Préfet délégué pour l’égalité des chances auprès du préfet du Val-d’Oise depuis mai 2016, Thierry Mosimann a été nommé préfet de l’Aube lors du Conseil des ministres du 9 août. Il succède à Isabelle Dilhac, en poste depuis 2014, partie exercer les mêmes fonctions dans le département de la Vienne. Diplômé de Sciences-Po Paris, énarque de la promotion Nelson Mandela (2001), Thierry Mosimann, 51 ans, a débuté comme chef de section de gestion administrative du personnel en 1990, puis il est devenu adjoint au chef du bureau des personnels techniques et spécialisés à la direction des personnels, de la formation et de l’action sociale du ministère de l’Intérieur, jusqu’en 1993. Gestionnaire au bureau des concours financiers de l’État (1993-1996), puis chef du bureau du financement des transferts de compétences à la direction générale des collectivités locales du ministère de l’Intérieur en 1996-1997, Thierry Mosimann intègre ensuite l’ENA. À sa sortie de la prestigieuse école, il est titularisé en tant qu’administrateur civil (2001), puis il est nommé adjoint au chef du bureau des élections et des études politiques à la sous-direction des affaires politiques et de la vie associative (Datap) du ministère de l’Intérieur (2001-2003). Chef du premier bureau de la sous-direction du budget et de la comptabilité à la préfecture de police entre 2003 et 2005, Thierry Mosimann est affecté aux fonctions d’adjoint au sous-directeur des finances locales et de l’action économique à la direction générale des collectivités locales place Beauvau en 2005. Cet ancien élève de Sciences-Po Paris a ensuite été promu sous-directeur de l’organisation et du fonctionnement des services déconcentrés à la direction de l’administration pénitentiaire au ministère de la Justice en 2007. Il était revenu place Beauvau en mai 2009 et a officié comme sous-directeur des affaires financières à la direction de l’évaluation de la performance et des affaires financières et immobilières jusqu’en 2012. À cette date, Thierry Mosimann a été nommé directeur des sports au ministère des Sports et de la Jeunesse. Il a occupé ces fonctions jusqu’en avril 2016.

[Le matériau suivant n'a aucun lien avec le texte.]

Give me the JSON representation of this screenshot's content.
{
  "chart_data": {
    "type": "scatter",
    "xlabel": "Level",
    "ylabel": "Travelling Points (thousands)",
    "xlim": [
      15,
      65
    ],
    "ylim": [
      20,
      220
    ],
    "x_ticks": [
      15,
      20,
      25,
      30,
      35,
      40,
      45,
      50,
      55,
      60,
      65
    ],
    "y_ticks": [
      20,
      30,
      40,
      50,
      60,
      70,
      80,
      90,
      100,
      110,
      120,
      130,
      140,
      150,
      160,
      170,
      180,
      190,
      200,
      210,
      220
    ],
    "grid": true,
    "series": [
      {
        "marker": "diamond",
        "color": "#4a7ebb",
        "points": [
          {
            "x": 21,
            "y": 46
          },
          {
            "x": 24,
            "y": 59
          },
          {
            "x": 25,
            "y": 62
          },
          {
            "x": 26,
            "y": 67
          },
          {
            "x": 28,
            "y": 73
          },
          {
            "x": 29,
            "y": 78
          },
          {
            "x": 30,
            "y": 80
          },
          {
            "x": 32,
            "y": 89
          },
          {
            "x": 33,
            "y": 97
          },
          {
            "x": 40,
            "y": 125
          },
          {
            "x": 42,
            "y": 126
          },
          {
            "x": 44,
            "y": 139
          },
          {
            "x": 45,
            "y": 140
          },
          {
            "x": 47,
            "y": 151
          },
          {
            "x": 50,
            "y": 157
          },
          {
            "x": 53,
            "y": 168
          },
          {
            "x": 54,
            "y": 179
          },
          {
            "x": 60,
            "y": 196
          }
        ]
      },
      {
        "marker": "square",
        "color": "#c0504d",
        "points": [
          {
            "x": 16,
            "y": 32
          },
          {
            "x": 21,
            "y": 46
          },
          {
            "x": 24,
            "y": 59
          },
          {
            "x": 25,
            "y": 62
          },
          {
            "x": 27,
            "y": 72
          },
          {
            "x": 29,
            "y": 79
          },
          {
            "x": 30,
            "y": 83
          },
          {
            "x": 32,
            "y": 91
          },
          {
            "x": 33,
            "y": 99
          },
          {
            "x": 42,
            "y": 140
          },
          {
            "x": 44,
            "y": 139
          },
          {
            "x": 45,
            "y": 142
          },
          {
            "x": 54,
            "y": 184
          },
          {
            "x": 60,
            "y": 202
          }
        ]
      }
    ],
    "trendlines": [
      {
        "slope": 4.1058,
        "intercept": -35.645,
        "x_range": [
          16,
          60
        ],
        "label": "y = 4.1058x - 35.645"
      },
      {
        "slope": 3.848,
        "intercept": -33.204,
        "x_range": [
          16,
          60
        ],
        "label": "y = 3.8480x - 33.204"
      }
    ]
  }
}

18/08/2017 | NOMINATION FRANCE

Un troisième poste de préfète pour Isabelle Dilhac

Préfète de l’Aube depuis 2014, Isabelle Dilhac a été nommée préfète de la Vienne lors du Conseil des ministres du 9 août dernier. Elle remplace Marie-Christine Dokhélar, en poste depuis janvier 2016. Ancienne élève de l’institut régional d’administration (IRA) de Nantes, Isabelle Dilhac, 62 ans, a débuté comme attachée de préfecture, cheffe du bureau du contrôle de légalité à la préfecture de la Charente-Maritime en 1981. Elle a ensuite évolué dans les juridictions administratives et a exercé comme greffière en chef du tribunal administratif de Poitiers de 1986 à 1991, puis comme conseillère au tribunal administratif d’Orléans en 1992, avant d’exercer les mêmes fonctions au tribunal administratif de Poitiers entre 1993 et 1997. De retour dans la préfectorale en 1997, Isabelle Dilhac est d’abord nommée sous-préfète de Bellac (Haute-Vienne). Elle officie ensuite comme sous-préfète de Chinon (Indre-et-Loire) en 2000, puis comme secrétaire générale de la préfecture du Lot-et-Garonne en 2002. Sous-préfète d’Avranches (Manche) en 2005, Isabelle Dilhac devient ensuite secrétaire générale pour les affaires régionales auprès du préfet de la région Basse-Normandie (2007-2010) et secrétaire générale de la préfecture de la Gironde entre 2010 et 2012. À cette date, elle a pris son premier poste de préfète de département, dans la Meuse, des fonctions qu’elle a occupées jusqu’en 2014.